2020 was a rough year for the crude oil market. As the energy demand plunged during the global financial crisis, the price of NYMEX WTI and ICE Brent North Sea crude oil futures dropped. WTI and Brent are the two pricing benchmarks for petroleum. Approximately one-third of the world’s producers and consumers use the WTI price while two-thirds price output and requirements on Brent’s price. Nearby WTI futures fell to a record low of negative $40.32 on April 20, 2020, as there was no capacity to store the landlocked oil. WTI had not traded below zero since NYMEX introduced futures in the early 1980s. Brent declined to its lowest price this century when the price hit $16 per barrel in late April. Brent is seaborn crude, allowing for storage on ocean tankers.

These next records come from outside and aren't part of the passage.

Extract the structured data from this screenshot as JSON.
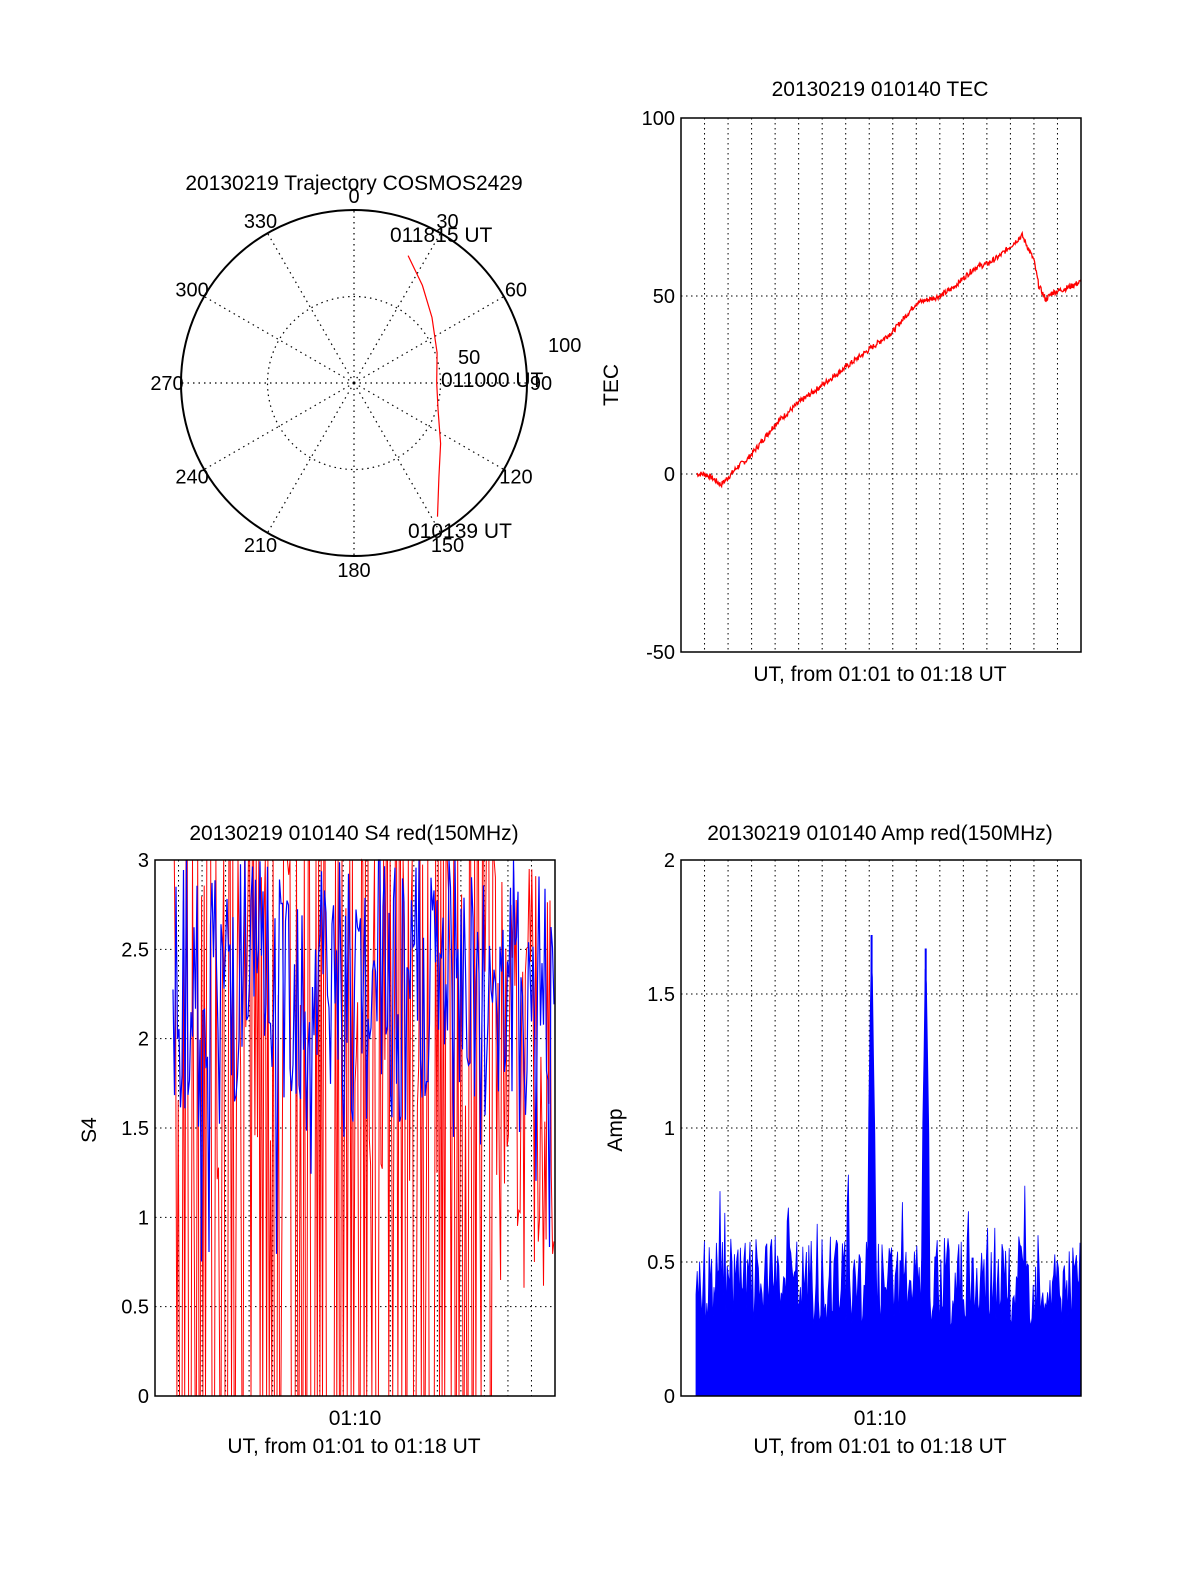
{
  "colors": {
    "red": "#ff0000",
    "blue": "#0000ff",
    "axis": "#000000",
    "grid": "#000000"
  },
  "polar": {
    "title": "20130219 Trajectory COSMOS2429",
    "angle_labels": [
      "0",
      "30",
      "60",
      "90",
      "120",
      "150",
      "180",
      "210",
      "240",
      "270",
      "300",
      "330"
    ],
    "radial_labels": [
      "50",
      "100"
    ],
    "time_labels": [
      {
        "text": "011815 UT",
        "az": 23,
        "el": 18
      },
      {
        "text": "011000 UT",
        "az": 90,
        "el": 48
      },
      {
        "text": "010139 UT",
        "az": 148,
        "el": 8
      }
    ],
    "track": [
      {
        "az": 23,
        "el": 18
      },
      {
        "az": 35,
        "el": 28
      },
      {
        "az": 50,
        "el": 37
      },
      {
        "az": 70,
        "el": 44
      },
      {
        "az": 90,
        "el": 47
      },
      {
        "az": 108,
        "el": 44
      },
      {
        "az": 125,
        "el": 35
      },
      {
        "az": 138,
        "el": 24
      },
      {
        "az": 148,
        "el": 8
      }
    ]
  },
  "chart_data": [
    {
      "id": "tec",
      "type": "line",
      "title": "20130219 010140 TEC",
      "xlabel": "UT, from 01:01 to 01:18 UT",
      "ylabel": "TEC",
      "ylim": [
        -50,
        100
      ],
      "yticks": [
        "-50",
        "0",
        "50",
        "100"
      ],
      "x_minutes": [
        1.67,
        2.0,
        2.3,
        2.7,
        3.0,
        3.4,
        3.8,
        4.3,
        5.0,
        6.0,
        7.0,
        8.0,
        9.0,
        10.0,
        11.0,
        12.0,
        12.5,
        13.0,
        13.5,
        14.0,
        14.5,
        15.0,
        15.5,
        16.0,
        16.2,
        16.5,
        16.8,
        17.3,
        18.0
      ],
      "values": [
        0,
        0,
        -1,
        -3,
        -1,
        2,
        4,
        8,
        14,
        20,
        25,
        30,
        35,
        40,
        48,
        50,
        52,
        55,
        58,
        59,
        61,
        64,
        67,
        60,
        53,
        49,
        51,
        52,
        54
      ],
      "series_color": "red"
    },
    {
      "id": "s4",
      "type": "line",
      "title": "20130219 010140 S4 red(150MHz)",
      "xlabel": "UT, from 01:01 to 01:18 UT",
      "ylabel": "S4",
      "ylim": [
        0,
        3
      ],
      "yticks": [
        "0",
        "0.5",
        "1",
        "1.5",
        "2",
        "2.5",
        "3"
      ],
      "xtick_label": "01:10",
      "series": [
        {
          "name": "",
          "color": "red"
        },
        {
          "name": "",
          "color": "blue"
        }
      ]
    },
    {
      "id": "amp",
      "type": "line",
      "title": "20130219 010140 Amp red(150MHz)",
      "xlabel": "UT, from 01:01 to 01:18 UT",
      "ylabel": "Amp",
      "ylim": [
        0,
        2
      ],
      "yticks": [
        "0",
        "0.5",
        "1",
        "1.5",
        "2"
      ],
      "xtick_label": "01:10",
      "peaks": [
        {
          "x_minutes": 9.1,
          "value": 1.72
        },
        {
          "x_minutes": 11.4,
          "value": 1.67
        }
      ],
      "baseline_range": [
        0.25,
        0.6
      ]
    }
  ]
}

Since then, prices have recovered. Brent moved back the $50 per barrel level in December, and WTI reached the half-century mark on January 5. The United States Crude Oil Fund (USO) tracks the price of a portfolio of NYMEX WTI futures. The United States Brent Oil Fund (BNO) follows Brent’s price higher and lower.
A surprise “gift” from Saudi Arabia on January 5 pushes crude oil through $50
On January 5, Saudi Arabia shocked the crude oil market. After agreeing to a 500,000 barrel per month tapering the 7.7 million barrel per day production cut starting in January 2021, the Saudi Arabian oil minister announced his country would cut output by one million barrels per day as a “gift” to the other world producers. The move allows Russia to increase its production. Nearby NYMEX crude oil futures moved above the $50 per barrel level for the first time since February 2020 on January 5. After trading to a high of $52.75, the nearby futures settled at $52.24 per barrel.